Oshiomhole has actively delivered on his
electoral promises on reconstructing the
state in order to restore it to where I
stopped. He has embarked on massive
infrastructural development, health care
delivery system, and renovation of hospitals
across the state, urban renewal, creation of
about 7500 jobs through EDO YES, and total
reconstruction of public schools.
Edo people may
have course to celebrate. Those who deserve
freedom, as they say, are those who are
ready to fight for it everyday, with every
pinch of their blood.
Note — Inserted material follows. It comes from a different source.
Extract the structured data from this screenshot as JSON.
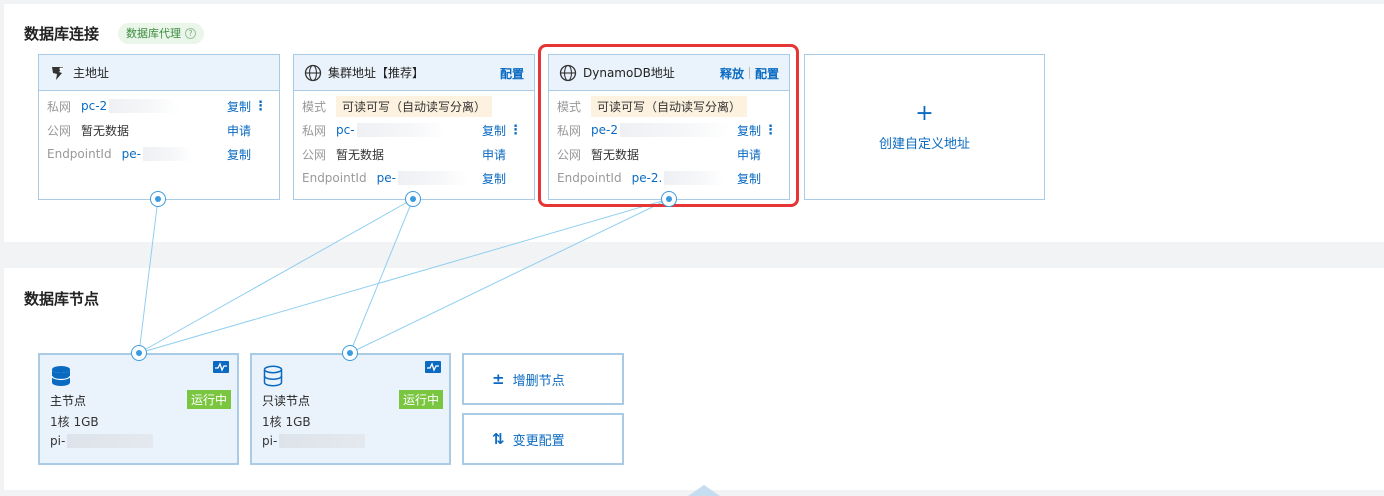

This seems to have
taken fruition in that much fought over
Osadebe Avenue, Edo Government House. The
people appeared determine to forever reject
and extricate themselves from unholy
domination of a cabal who have been
appropriating their civic rights, and
refused them to lend their voice to the
government of their time.
They may well be
seeing November 12 as a day of freedom. If
the festive mood goes on without disquiet,
as it were on the day the labour icon took
over; in the quiet recesses of the ancient
city of
Benin
– an empire and people made fame by their
strong deference to culture and tradition –
it is that their astuteness has yielded
positive results in their democratic quest
for freedom.
If the liberated
people of the state and the diminutive
labour leader turned One-Man-One-Vote
proponent did not dim the day worthy of
commemoration, the free people of Nigeria
and all known precursors of freedom advocate
should roll out their drums to celebrate.
The day would
mark for them a day for the appreciation of
investment of times and talents, the
struggle to assert the peoples’ will to
achieve civilization in the comity of
nations and, to the positive democratic
endeavour that seeks to supporting
empowerment, and the uplift of their social
standard.
Akhabue Okogie, a
public affairs analyst writes from Uromi.